MARSEILLE, 5 octobre 2018 (TecHopital) - La démarche du "lean management" appliquée dans les services de stérilisation est bénéfique à l'activité mais a ses limites, selon l'expérience de l'hôpital de la Pitié-Salpêtrière à Paris (AP-HP), présentée au congrès de la Société française des sciences de la stérilisation (SF2S), qui s'est tenu à Marseille fin septembre.

La démarche du lean management a été lancée sur les deux sites de stérilisation de la Pitié-Salpêtrière (pavillon Gaston-Cordier et bâtiment Babinski) en mai 2017, après la fermeture d'un troisième site de stérilisation. Elle a été accompagnée par la société Toptech jusqu'en janvier 2018. Cette méthode s'applique à tous les processus et a pour intérêt de réduire les gaspillages, traiter en priorité les urgences, améliorer la qualité (par exemple de la recomposition des plateaux d'instruments) et fluidifier l'activité.

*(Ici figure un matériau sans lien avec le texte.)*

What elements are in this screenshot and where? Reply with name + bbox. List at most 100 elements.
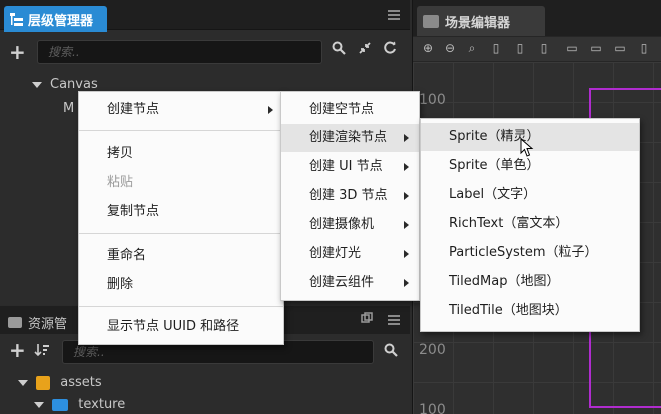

L'activité des deux sites se chiffre à 9,6 millions d'unités d'œuvre de stérilisation par an. Après formation de l'ensemble du personnel à la méthode, deux groupes de travail ont été formés sur chaque site avec un pharmacien, un cadre et quatre agents de stérilisation. Un diagnostic a été posé par un ingénieur du cabinet Toptech et des mesures ont ensuite été décidées par les deux groupes de travail, "une longue liste de mesures à mettre en œuvre immédiatement", a rapporté Anne Maurin de la Pitié-Salpêtrière.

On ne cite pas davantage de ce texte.